A mesma falta de visão estratégica que interfere no RenovaBio, não permitindo que o programa cumpra o proposito para o qual foi criado, também não reconhece o valor da energia elétrica de biomassa que poderia estar sendo gerada com caldeiras mais eficientes e modernas em usinas de cana-de-açúcar, reduzindo o custo de fabricação do açúcar e do etanol, tornando-os mais competitivos para os consumidores, gerando mais créditos de descarbonização e mais possibilidades de cumprimento de metas ambientais pelo País. Caso houvesse essa visão estratégica, deveriam estar sendo criadas linhas especiais de financiamento através de bancos de fomento, como o BNDES e outros, para impulsionar o aproveitamento desse potencial hoje desperdiçado.

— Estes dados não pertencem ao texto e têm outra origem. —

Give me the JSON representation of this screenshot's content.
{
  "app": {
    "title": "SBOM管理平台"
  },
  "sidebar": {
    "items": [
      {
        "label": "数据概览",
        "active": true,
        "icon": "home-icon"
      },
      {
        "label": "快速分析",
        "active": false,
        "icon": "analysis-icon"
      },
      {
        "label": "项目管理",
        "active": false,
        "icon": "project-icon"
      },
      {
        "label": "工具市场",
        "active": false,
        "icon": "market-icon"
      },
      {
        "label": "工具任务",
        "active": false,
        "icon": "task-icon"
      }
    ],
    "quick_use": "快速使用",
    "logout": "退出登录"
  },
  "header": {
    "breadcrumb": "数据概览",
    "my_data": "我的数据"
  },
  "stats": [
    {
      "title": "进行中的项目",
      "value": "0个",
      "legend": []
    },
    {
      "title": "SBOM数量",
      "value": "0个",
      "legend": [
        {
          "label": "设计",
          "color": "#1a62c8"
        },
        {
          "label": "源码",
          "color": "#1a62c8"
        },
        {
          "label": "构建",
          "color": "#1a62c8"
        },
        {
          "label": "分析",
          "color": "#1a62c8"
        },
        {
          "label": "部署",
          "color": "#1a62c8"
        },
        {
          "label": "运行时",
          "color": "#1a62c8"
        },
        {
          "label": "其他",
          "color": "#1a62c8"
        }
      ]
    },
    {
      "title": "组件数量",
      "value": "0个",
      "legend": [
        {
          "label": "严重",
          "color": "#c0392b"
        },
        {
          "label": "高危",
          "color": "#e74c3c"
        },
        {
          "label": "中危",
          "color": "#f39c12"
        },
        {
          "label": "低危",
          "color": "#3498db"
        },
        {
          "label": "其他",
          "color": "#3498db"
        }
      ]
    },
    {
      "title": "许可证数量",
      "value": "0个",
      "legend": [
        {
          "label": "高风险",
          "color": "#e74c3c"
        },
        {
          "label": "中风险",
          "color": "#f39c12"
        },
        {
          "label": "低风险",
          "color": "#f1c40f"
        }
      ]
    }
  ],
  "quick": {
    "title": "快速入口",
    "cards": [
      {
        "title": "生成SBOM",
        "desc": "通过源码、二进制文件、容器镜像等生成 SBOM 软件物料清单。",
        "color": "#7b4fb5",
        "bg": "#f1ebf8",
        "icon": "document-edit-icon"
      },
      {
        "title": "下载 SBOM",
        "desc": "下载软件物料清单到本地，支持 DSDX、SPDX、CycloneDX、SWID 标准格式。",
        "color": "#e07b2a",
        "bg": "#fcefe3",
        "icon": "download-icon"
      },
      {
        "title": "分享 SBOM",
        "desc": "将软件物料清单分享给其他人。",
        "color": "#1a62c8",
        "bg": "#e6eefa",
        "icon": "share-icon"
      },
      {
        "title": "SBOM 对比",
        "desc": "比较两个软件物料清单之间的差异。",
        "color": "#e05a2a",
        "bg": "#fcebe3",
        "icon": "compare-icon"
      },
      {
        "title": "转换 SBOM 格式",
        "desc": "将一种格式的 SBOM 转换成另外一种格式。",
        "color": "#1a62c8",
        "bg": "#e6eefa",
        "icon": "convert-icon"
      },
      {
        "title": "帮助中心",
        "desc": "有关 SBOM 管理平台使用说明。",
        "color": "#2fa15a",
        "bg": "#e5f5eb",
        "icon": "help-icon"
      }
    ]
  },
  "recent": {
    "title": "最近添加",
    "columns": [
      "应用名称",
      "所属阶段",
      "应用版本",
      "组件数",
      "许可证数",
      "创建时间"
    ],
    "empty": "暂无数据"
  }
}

A falta de visão estratégica impede também que se enxergue e reconheça que o Brasil desenvolveu, nas últimas décadas, uma tecnologia automotiva eficiente, utilizando biocombustíveis, que permite ao País dispor do veículo de menor emissão de CO2e em todo o mundo, na avaliação do ciclo de vida. Em realidade, o Brasil possui todas as condições de se posicionar como supridor de tecnologia de mobilidade sustentável para o mundo, como está fazendo, neste momento, para a Índia. Nas últimas quatro décadas, o Brasil desenvolveu uma bem-sucedida tecnologia automotiva calcada na utilização de combustíveis líquidos de baixa pegada de carbono, capazes de utilizar eficientemente etanol e biodiesel, e já se encontra tecnologicamente pronto para deslanchar o uso de biometano em ônibus e veículos pesados, todos com muito baixa pegada de carbono. O Brasil é também um dos maiores produtores e exportadores de minério de ferro, matéria-prima básica para a produção de aço. Tem uma competente indústria local de produção de plásticos e elastômeros, inclusive com relevante produção de plásticos verdes.
 
Além disso, dentre as maiores economias do mundo, possui a matriz energética mais renovável, capaz de produzir aço, componentes e peças com baixa pegada de carbono que podem alavancar o processo de eletrificação com motorizações que otimizem o uso de combustíveis limpos e renováveis, acelerando a adoção de tecnologias híbridas que associam essas vantagens à adoção de uma eletrificação, que utiliza a infraestrutura já instalada de distribuição de energia na forma de combustíveis limpos. Uma tecnologia que é, ao mesmo tempo, limpa e acessível em preço para o consumidor e que permite às montadoras atingir o tão sonhado objetivo de emissão zero até 2050.

Uma política industrial alicerçada na valorização da tecnologia desenvolvida no Brasil, para produção local de veículos de baixa emissão e elevado rendimento e a exportação desse modelo de mobilidade para outros países, é uma oportunidade que o País, seus empresários e trabalhadores deveriam reconhecer, valorizar e aproveitar. 

Estímulos à conversão de veículos antigos e mais poluidores, por novos com menores emissões, associados à devida reciclagem de materiais e recompensas aos consumidores pelo uso de combustíveis renováveis, poderiam recuperar e alavancar uma indústria automotiva, que é estratégica e de grande impacto para o desenvolvimento econômico e social por seu elevado efeito multiplicador.

Uma nova reindustrialização do País poderia estar sendo estimulada, caso houvesse uma visão estratégica para um planejamento integrado dos setores de energia, meio ambiente, industrial e agroindustrial e de comércio exterior. Oportunidades valiosas têm sido desperdiçadas por falta de uma visão estratégica. 

No início de um novo ciclo, só podemos desejar que prevaleça o bom senso, o espírito público e o interesse geral, para que sejam criadas condições que estimulem o investimento privado nessa direção.